Credit scoring models have offered benefits to lenders and borrowers for many years. However, in practice these models are normally built on a sample of accepted applicants and fail to consider the remaining rejected applicants. This may cause a sample bias which is an important statistical issue, especially in the online lending situation where a large proportion of requests are rejected.

Reject inference is a method for inferring how rejected applicants would have behaved if they had been granted and incorporating this information in rebuilding a more accurate credit scoring system.

**Introduction: **Reject inference is a process whereby the performance of the previously rejected applications is estimated. Reject inference serves the bank while approval rate is very low and banks are keen to relax the credit issuing criteria. By inferring performance of rejected applications impact of decision to reject the application can be studied. If approval rate is already high then Reject inference is not of much use for banks.

**Bias in Data**: While developing statistical models; one of the assumptions is that characteristics of development sample will be same as that of population on which model will be applied. This can be true while developing Collection models because collection models are built on approved population and implemented on population with same characteristics; whereas acquisition models are built on approved application and implemented on the entire population. Acquisition models suffer bias because as development sample is not true representative of entire population.

**Methods of Reject inference: **Several Reject inference methods are available to include the include the performance of rejected applications and make acquisition models applicable for the entire through the door applications.

- Hard Cut Off
- Single Weighted Approach
- Double Weighted Approach
- Augmentation

**Hard Cut Off**: One of the simplest approaches is hard cut off; wherein a score cut off is and any rejected applicant with a score below this cutoff is classified as a ‘bad’, and any applicant above the cutoff is classified as a ‘good’. The cutoff score is not arbitrary. A suggested starting is around the current accept/reject cutoff, with a safety factor, for the portfolio whose risk is being modeled. A safety factor is applied since business considerations dictate that the rejected population cannot carry the same risk as that of accepts.

**Single Weighted approach**: Single weighted approach consists of two steps; instead of classifying reject into good or bad in this approach rejected applications are classified as partial good or partial bad, with a weight assigned.

**Double Weighted Approach**: Double Weighted approach is a three step process.

- A logistic regression model is built first on all the approved applications to calculate the probability of default.

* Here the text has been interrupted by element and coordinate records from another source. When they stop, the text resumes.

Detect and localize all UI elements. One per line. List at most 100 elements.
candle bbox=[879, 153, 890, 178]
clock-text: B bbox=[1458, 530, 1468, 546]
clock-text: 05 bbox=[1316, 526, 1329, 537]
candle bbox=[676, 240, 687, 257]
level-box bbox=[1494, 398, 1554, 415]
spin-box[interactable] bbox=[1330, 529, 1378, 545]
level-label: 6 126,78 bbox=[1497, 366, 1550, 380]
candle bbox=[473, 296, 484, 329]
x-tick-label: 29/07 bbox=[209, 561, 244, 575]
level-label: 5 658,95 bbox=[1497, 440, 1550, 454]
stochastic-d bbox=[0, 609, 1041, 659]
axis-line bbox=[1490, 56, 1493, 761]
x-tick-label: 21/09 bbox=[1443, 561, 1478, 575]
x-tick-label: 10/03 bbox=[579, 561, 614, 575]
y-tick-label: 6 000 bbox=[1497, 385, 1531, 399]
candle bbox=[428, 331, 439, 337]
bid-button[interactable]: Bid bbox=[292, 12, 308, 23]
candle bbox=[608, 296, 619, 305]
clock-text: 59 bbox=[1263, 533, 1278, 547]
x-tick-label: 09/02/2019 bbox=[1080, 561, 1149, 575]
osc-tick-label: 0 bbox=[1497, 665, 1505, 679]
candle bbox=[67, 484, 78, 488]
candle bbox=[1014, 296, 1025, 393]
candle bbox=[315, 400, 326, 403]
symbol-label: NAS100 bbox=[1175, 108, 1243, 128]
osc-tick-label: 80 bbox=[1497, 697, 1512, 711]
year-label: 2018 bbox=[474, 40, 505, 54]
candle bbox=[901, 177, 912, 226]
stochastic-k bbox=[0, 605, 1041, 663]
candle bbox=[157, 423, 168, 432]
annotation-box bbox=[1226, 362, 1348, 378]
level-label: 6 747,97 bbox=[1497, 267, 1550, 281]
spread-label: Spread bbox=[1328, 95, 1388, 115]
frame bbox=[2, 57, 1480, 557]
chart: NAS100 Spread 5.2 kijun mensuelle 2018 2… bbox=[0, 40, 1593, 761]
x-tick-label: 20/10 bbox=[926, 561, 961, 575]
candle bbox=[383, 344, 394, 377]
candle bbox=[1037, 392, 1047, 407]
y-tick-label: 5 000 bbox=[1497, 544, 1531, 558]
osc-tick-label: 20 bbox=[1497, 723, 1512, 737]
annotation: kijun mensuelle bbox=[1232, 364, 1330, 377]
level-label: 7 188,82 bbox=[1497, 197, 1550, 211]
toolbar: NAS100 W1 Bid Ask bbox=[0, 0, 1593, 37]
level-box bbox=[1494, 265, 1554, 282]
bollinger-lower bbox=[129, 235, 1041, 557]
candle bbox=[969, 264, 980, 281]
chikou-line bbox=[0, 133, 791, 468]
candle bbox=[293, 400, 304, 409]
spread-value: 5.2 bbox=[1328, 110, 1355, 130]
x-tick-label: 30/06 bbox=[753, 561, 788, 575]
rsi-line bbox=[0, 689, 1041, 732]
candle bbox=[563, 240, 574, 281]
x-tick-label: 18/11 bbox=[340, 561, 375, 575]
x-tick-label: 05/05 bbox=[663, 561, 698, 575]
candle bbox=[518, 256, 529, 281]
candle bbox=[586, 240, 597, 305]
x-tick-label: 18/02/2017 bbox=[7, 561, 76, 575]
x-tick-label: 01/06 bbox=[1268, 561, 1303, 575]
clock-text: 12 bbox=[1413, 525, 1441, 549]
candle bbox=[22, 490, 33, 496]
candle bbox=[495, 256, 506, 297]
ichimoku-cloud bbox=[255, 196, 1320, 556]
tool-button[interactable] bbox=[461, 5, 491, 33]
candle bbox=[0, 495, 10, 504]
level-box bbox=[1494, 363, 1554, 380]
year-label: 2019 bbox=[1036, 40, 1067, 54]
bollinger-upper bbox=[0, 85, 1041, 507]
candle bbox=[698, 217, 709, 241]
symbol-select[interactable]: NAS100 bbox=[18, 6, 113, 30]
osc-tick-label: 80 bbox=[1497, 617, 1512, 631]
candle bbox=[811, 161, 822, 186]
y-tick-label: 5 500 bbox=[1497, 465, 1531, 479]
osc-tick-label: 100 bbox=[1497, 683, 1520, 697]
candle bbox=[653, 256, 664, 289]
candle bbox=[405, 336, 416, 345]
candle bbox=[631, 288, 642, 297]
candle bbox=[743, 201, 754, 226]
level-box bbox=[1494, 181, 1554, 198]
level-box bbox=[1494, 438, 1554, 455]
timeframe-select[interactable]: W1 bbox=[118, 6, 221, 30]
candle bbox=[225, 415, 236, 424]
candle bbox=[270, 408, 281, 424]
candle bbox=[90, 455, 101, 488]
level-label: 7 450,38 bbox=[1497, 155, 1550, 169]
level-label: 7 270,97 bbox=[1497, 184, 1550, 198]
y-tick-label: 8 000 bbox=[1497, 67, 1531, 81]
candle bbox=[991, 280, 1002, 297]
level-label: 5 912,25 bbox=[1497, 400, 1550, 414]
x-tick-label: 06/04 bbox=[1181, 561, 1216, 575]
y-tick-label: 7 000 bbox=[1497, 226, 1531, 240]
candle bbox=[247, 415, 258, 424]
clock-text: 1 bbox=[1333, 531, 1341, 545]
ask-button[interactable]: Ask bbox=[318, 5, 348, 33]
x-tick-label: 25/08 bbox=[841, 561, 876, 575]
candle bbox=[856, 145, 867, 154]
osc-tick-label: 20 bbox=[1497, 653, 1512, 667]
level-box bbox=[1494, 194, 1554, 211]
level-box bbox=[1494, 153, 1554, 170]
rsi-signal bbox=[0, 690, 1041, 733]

All the rejected applications are scored based on this model to get probability of default of rejected applications.
- Another accept/reject model is built on the combined population of rejected and accepted applications. This will give Probability of approve or approval rate.
- Weights are assigned to all the applications; all the approved applications are given weight equal to 1; whereas each of the rejected application appears twice in the model dataset. Once as bad with weight wt_1 and then as good with weight as wt_2.

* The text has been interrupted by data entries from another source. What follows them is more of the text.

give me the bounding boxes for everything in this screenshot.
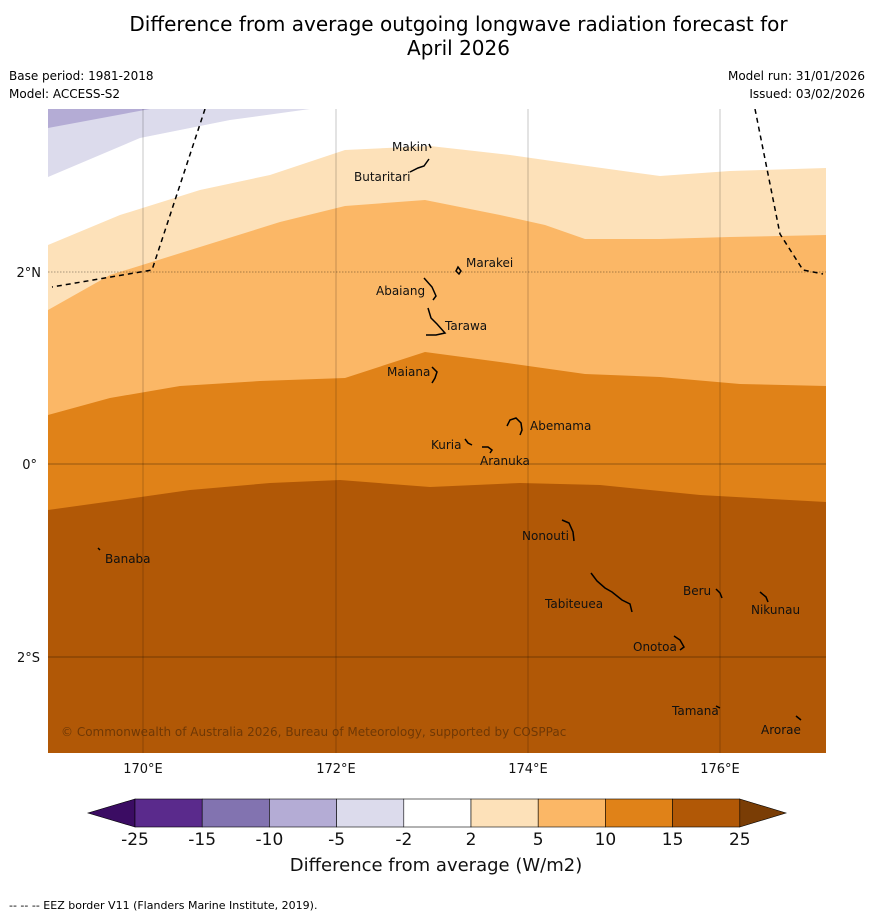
tick-172e: 172°E — [316, 762, 356, 777]
lon-axis-ticks: 170°E 172°E 174°E 176°E — [123, 762, 740, 777]
label-beru: Beru — [683, 584, 711, 598]
label-tarawa: Tarawa — [444, 319, 487, 333]
island-butaritari — [409, 158, 430, 173]
label-abaiang: Abaiang — [376, 284, 425, 298]
eez-footer-note: -- -- -- EEZ border V11 (Flanders Marine… — [9, 899, 318, 912]
island-nikunau — [759, 591, 769, 603]
island-aranuka — [482, 446, 494, 454]
island-kuria — [464, 438, 473, 446]
tick-2s: 2°S — [17, 651, 40, 666]
tick-170e: 170°E — [123, 762, 163, 777]
island-nonouti — [561, 519, 575, 542]
island-tarawa — [426, 307, 447, 336]
colorbar-label: Difference from average (W/m2) — [290, 855, 582, 876]
island-banaba — [97, 547, 101, 551]
tick-176e: 176°E — [700, 762, 740, 777]
colorbar-under-arrow — [86, 798, 136, 828]
colorbar-bin-4 — [403, 798, 472, 828]
island-maiana — [431, 366, 438, 384]
meta-right: Model run: 31/01/2026 Issued: 03/02/2026 — [728, 67, 865, 103]
colorbar-tick-3: -5 — [328, 830, 345, 850]
eez-border-east — [754, 109, 824, 275]
island-onotoa — [673, 635, 685, 651]
label-arorae: Arorae — [761, 723, 801, 737]
colorbar-tick-8: 15 — [662, 830, 684, 850]
meta-left: Base period: 1981-2018 Model: ACCESS-S2 — [9, 67, 154, 103]
issued-date: Issued: 03/02/2026 — [749, 87, 865, 101]
island-tabiteuea — [590, 572, 633, 613]
island-abemama — [506, 417, 523, 436]
label-banaba: Banaba — [105, 552, 151, 566]
eez-borders — [51, 109, 824, 288]
colorbar-tick-7: 10 — [595, 830, 617, 850]
colorbar-bin-1 — [201, 798, 270, 828]
label-marakei: Marakei — [466, 256, 513, 270]
island-arorae — [795, 715, 802, 721]
colorbar-bin-7 — [605, 798, 673, 828]
colorbar-over-arrow — [739, 798, 788, 828]
label-tabiteuea: Tabiteuea — [544, 597, 603, 611]
colorbar-tick-2: -10 — [256, 830, 284, 850]
islands — [97, 143, 802, 721]
label-abemama: Abemama — [530, 419, 591, 433]
model-run: Model run: 31/01/2026 — [727, 69, 865, 83]
label-nonouti: Nonouti — [522, 529, 569, 543]
colorbar: -25 -15 -10 -5 -2 2 5 10 15 25 — [86, 798, 788, 850]
title-line-1: Difference from average outgoing longwav… — [129, 12, 788, 36]
parallels — [48, 271, 826, 658]
colorbar-bin-0 — [134, 798, 203, 828]
island-tamana — [715, 705, 721, 709]
colorbar-tick-6: 5 — [533, 830, 544, 850]
colorbar-bin-3 — [336, 798, 405, 828]
colorbar-tick-0: -25 — [121, 830, 149, 850]
island-makin — [428, 143, 432, 149]
label-tamana: Tamana — [671, 704, 719, 718]
contour-fills: Makin Butaritari Marakei Abaiang Tarawa … — [48, 109, 826, 753]
island-beru — [715, 588, 723, 599]
label-onotoa: Onotoa — [633, 640, 677, 654]
lat-axis-ticks: 2°N 0° 2°S — [17, 266, 42, 666]
graticule — [142, 109, 721, 753]
label-nikunau: Nikunau — [751, 603, 800, 617]
contour-band-minus-5-to-minus-2 — [48, 109, 310, 177]
base-period: Base period: 1981-2018 — [9, 69, 154, 83]
colorbar-tick-1: -15 — [188, 830, 216, 850]
label-maiana: Maiana — [387, 365, 430, 379]
colorbar-bin-6 — [537, 798, 606, 828]
island-abaiang — [423, 277, 437, 301]
title-line-2: April 2026 — [407, 36, 510, 60]
eez-border-west — [51, 109, 206, 288]
colorbar-bin-5 — [470, 798, 539, 828]
contour-band-15-to-25 — [48, 480, 826, 753]
colorbar-tick-5: 2 — [466, 830, 477, 850]
island-marakei — [455, 265, 462, 276]
colorbar-tick-4: -2 — [395, 830, 412, 850]
colorbar-bin-8 — [672, 798, 741, 828]
model-name: Model: ACCESS-S2 — [9, 87, 121, 101]
copyright-notice: © Commonwealth of Australia 2026, Bureau… — [61, 725, 566, 739]
chart-title: Difference from average outgoing longwav… — [0, 12, 873, 60]
contour-band-minus-10-to-minus-5 — [48, 109, 150, 128]
place-labels: Makin Butaritari Marakei Abaiang Tarawa … — [105, 140, 801, 737]
label-makin: Makin — [392, 140, 428, 154]
tick-2n: 2°N — [17, 266, 42, 281]
label-kuria: Kuria — [431, 438, 462, 452]
colorbar-bin-2 — [269, 798, 337, 828]
label-aranuka: Aranuka — [480, 454, 530, 468]
colorbar-tick-9: 25 — [729, 830, 751, 850]
label-butaritari: Butaritari — [354, 170, 411, 184]
tick-174e: 174°E — [508, 762, 548, 777]
tick-0: 0° — [22, 458, 37, 473]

**Augmentation**: In this method rejects are togged as good or bad; instead approved applications are re-weighted to give rejected applications a similar chance of getting approved.

In Augmentation methodology; a simple accept/reject model is built to calculate the approval rate. The scored dataset from this model is divided into 10 equal bands with data being sorted based on probability of approval.

Approved applications in each band are assigned a weight which will be inversely proportional to average approval rate of that particular band. A final Logistic model; Know good/bad (KGB) is built on this augmented dataset with weights assigned to each application. Score bands with low approval rate will be assigned higher weights whereas bands with high approval rate will be assigned low weights.